- Film poster
- Directed by: Steven Kastrissios
- Written by: Steven Kastrissios
- Produced by: Dritan Arbana; Steven Kastrissios; Tan Kazazi;
- Starring: Gëzim Rudi; Suela Bako; Emiljano Palali; Alesia Xhemalaj; Ilire Vinca Çelaj;
- Cinematography: Leander Ljarja
- Music by: Geir Brillian
- Production companies: Screen Australia; Kastle Films;
- Release date: 25 February 2017;
- Running time: 85 minutes
- Country: Albania
- Language: Albanian

= Bloodlands (film) =

2017 film by Steven Kastrissios

Bloodlands (Tokë Gjaku) is a 2017 Australian-Albanian horror film directed and written by Steven Kastrissios. It stars Gëzim Rudi and Suela Bako as members of a family that have a blood feud with a shtriga.

==Plot==
Skender, a butcher in Albania, is struggling financially and facing bankruptcy. He refuses to allow his wife Shpresa to hold a job, but Shpresa is fearful of the damage that bankruptcy would cause to their reputation. Their daughter lliriana announces that she is moving to Italy with a friend. A being known as the shtriga begins to haunt the family after Skender harasses two people scavenging for pet food outside of his shop.

==Cast==
- Gëzim Rudi as Skender
- Suela Bako as Shpresa
- Emiljano Palali as Artan
- Alesia Xhemalaj as Iliriana
- Ilire Vinca Çelaj as Drita
- Dritan Arbana as Florian
- Florist Bajgora as Erald
- Andi Begolli as Leo
- Enxhi Cuku as Lorena
- Fioralba Kryemadhi as Vlora
- Edvin Mustafa as Bako
- Rina Narazani as Town Clerk
- Ermal Sadiku as Olek

==Production==
Steven Kastrissios, an Australian, wrote and directed the film while the entire cast was Albanian. The story was inspired by Albanian blood feuds and stories told by Dritan Arbana, a friend of Kastrissios and a producer for the film. The cinematography was done by Leander Ljarja and Kastrissios composed the music.

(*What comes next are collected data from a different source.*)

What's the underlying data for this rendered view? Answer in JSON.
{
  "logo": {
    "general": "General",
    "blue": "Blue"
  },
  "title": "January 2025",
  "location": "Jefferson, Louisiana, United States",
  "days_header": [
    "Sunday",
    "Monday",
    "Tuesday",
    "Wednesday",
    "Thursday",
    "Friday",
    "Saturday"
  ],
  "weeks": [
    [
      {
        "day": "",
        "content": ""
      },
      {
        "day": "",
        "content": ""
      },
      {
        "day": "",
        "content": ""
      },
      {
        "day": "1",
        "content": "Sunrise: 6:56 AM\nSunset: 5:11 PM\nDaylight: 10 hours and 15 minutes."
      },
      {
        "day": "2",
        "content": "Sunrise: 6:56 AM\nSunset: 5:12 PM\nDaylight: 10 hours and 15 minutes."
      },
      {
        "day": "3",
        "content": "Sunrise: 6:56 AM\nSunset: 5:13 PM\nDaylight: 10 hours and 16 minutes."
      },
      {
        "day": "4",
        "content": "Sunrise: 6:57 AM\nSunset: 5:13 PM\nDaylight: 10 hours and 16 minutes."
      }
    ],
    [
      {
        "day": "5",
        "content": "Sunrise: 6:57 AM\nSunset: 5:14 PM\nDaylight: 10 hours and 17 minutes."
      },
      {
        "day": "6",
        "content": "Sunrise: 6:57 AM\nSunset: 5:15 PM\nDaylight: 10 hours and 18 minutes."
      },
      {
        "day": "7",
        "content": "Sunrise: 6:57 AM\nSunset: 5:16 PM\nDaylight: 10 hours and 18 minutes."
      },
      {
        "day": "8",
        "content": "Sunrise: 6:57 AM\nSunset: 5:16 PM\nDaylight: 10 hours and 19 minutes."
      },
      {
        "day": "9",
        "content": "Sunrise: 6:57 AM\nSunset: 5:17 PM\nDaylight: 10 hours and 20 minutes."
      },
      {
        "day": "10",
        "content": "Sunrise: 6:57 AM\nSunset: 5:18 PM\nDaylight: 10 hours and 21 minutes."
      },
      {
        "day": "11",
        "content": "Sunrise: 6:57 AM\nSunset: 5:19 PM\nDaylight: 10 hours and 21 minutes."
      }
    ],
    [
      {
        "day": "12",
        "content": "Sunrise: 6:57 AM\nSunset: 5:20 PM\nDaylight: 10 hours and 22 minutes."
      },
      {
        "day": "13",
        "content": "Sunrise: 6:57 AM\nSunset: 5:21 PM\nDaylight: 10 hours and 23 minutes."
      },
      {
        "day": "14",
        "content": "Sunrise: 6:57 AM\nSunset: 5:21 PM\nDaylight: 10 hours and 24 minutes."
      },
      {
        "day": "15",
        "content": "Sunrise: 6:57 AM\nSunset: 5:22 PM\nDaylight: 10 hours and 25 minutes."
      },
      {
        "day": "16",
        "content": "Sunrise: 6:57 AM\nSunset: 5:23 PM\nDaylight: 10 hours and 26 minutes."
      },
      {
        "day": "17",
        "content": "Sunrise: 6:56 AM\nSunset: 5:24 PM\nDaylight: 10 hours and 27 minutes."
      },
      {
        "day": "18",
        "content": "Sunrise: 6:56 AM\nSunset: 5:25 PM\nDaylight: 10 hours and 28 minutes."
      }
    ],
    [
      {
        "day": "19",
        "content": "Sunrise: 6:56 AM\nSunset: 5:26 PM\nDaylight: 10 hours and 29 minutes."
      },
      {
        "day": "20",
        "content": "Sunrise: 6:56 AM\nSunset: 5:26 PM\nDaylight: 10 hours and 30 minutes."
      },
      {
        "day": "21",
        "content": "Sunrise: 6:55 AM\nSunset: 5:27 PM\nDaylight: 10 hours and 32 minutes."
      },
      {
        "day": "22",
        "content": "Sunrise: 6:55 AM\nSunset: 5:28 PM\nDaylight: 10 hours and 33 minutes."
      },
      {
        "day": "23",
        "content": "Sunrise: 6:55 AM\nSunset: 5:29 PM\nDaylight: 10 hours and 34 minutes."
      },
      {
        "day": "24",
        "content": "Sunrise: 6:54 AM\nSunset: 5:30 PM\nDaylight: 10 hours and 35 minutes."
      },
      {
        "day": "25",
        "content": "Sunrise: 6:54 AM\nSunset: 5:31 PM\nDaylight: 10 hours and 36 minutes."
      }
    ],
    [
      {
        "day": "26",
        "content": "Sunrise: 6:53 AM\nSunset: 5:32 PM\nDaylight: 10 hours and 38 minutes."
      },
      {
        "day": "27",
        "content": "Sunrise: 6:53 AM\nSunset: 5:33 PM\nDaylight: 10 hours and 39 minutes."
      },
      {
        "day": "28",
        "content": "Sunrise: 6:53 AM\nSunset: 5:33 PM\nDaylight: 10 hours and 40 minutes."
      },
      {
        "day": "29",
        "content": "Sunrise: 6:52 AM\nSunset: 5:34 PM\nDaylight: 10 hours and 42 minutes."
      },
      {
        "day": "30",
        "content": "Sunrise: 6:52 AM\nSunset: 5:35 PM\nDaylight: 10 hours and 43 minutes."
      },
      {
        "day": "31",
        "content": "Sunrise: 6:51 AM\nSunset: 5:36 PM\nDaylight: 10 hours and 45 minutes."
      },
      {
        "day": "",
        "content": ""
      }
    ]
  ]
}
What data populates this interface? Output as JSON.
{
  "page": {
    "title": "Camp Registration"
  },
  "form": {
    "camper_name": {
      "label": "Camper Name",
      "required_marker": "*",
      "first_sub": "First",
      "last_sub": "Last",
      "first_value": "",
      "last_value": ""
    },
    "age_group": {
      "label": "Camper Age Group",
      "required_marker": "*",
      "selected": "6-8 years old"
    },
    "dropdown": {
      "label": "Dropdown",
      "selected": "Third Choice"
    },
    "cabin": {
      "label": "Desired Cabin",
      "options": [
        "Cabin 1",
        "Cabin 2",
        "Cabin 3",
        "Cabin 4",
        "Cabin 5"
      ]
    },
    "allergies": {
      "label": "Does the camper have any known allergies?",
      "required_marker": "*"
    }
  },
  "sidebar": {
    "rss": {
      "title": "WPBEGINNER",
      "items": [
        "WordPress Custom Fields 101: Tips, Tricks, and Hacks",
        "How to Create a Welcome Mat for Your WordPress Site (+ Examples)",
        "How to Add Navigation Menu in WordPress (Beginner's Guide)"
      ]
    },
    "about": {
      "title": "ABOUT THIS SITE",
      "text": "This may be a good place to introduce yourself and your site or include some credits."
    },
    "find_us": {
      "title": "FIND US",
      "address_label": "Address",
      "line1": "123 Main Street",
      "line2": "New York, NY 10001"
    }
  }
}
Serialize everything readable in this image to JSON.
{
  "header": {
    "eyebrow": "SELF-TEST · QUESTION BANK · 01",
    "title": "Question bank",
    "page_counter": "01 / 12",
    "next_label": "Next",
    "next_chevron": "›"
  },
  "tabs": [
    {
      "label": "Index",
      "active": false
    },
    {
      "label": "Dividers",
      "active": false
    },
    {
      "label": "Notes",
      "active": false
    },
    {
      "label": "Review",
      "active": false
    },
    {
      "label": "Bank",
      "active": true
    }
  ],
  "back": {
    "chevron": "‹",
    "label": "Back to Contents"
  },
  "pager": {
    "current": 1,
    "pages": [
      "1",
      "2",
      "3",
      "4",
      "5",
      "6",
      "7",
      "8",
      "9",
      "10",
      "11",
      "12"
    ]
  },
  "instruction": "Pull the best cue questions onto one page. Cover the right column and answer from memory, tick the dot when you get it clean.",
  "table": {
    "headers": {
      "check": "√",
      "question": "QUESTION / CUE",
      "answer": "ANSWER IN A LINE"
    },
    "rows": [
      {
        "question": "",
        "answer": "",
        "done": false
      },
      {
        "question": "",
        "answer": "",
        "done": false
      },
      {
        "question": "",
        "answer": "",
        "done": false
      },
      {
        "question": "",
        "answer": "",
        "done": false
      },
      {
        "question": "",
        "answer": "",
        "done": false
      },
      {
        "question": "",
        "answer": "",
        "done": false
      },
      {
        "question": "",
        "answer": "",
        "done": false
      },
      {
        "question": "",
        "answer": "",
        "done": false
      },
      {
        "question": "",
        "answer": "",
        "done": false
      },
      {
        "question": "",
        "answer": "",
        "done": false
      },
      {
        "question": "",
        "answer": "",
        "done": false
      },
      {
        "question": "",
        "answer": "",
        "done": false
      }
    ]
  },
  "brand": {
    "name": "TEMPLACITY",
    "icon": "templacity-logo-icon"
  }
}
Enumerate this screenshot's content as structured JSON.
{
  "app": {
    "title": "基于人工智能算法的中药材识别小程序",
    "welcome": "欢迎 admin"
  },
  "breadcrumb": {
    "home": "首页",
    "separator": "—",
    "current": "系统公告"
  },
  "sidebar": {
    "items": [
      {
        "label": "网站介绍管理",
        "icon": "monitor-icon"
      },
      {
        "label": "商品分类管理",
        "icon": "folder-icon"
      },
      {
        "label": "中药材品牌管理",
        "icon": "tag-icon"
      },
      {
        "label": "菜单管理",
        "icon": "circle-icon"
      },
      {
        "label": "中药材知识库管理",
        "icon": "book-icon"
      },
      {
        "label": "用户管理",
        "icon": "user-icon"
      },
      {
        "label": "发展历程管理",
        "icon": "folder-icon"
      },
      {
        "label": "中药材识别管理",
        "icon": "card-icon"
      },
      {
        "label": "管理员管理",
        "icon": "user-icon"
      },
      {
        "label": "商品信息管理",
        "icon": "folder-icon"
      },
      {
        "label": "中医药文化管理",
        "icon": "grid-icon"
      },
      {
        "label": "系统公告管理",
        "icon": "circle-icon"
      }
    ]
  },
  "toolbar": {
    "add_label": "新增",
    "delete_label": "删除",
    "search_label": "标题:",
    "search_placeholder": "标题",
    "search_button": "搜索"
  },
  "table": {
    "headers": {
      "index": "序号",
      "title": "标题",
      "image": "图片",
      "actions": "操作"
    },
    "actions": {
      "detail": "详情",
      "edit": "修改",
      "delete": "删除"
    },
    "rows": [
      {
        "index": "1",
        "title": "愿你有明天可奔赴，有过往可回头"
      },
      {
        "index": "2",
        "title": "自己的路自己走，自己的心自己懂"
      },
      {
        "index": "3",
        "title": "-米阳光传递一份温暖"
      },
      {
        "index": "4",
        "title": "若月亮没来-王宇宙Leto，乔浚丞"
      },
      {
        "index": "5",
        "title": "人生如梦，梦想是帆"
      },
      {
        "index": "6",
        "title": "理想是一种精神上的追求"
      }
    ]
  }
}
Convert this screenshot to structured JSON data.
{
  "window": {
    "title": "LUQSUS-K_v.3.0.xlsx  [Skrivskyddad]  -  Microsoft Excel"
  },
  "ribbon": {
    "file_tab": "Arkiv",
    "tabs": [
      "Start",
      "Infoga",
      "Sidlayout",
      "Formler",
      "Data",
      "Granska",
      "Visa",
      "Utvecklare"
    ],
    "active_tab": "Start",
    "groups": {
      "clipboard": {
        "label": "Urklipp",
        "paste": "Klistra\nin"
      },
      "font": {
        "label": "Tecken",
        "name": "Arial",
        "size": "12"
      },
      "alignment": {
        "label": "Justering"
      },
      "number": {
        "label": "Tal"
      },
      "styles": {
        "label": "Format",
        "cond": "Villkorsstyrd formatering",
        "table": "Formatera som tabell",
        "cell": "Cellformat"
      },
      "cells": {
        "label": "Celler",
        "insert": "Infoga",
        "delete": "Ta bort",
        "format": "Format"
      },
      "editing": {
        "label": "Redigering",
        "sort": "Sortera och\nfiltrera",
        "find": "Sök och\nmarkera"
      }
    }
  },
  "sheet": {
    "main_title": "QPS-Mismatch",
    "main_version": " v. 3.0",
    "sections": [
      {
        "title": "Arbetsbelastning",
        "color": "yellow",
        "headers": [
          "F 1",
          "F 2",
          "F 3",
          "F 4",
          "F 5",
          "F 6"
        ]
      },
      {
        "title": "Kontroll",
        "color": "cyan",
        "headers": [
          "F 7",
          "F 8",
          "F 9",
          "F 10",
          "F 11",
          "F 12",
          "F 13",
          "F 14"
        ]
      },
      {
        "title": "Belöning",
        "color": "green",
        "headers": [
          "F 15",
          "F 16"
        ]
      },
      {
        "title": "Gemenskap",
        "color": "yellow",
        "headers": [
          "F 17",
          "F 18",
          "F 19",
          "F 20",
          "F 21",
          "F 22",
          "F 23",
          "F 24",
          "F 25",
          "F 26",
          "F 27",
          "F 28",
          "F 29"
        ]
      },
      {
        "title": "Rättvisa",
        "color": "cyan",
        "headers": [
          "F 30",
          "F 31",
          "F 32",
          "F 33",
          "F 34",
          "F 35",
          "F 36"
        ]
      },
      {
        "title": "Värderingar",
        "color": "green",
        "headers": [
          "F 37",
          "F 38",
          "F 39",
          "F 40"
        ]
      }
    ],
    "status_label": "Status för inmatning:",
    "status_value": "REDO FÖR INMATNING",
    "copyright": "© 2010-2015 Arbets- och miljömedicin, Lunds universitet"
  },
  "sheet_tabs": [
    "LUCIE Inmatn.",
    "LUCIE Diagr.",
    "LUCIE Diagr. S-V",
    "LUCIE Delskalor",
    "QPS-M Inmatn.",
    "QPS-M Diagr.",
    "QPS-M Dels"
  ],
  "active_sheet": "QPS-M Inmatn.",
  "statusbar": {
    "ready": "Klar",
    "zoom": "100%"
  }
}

Bloodlands was marketed as the first Albanian horror film. Filming in Albania started in October 2014. Kastrissios relied on translators as the cast did not speak English and shot the film in Albanian despite fears that not being in English would hurt its distribution.

==Release==
Bloodlands premiered at the Glasgow Film Festival on 25 February 2017, and was released in Tirana, on 22 September. It was shown at the Sitges Film Festival, Brussels International Fantastic Film Festival, Bucheon International Fantastic Film Festival, Fantasporto, and Melbourne International Film Festival. It was given a video on demand release on 30 January 2018.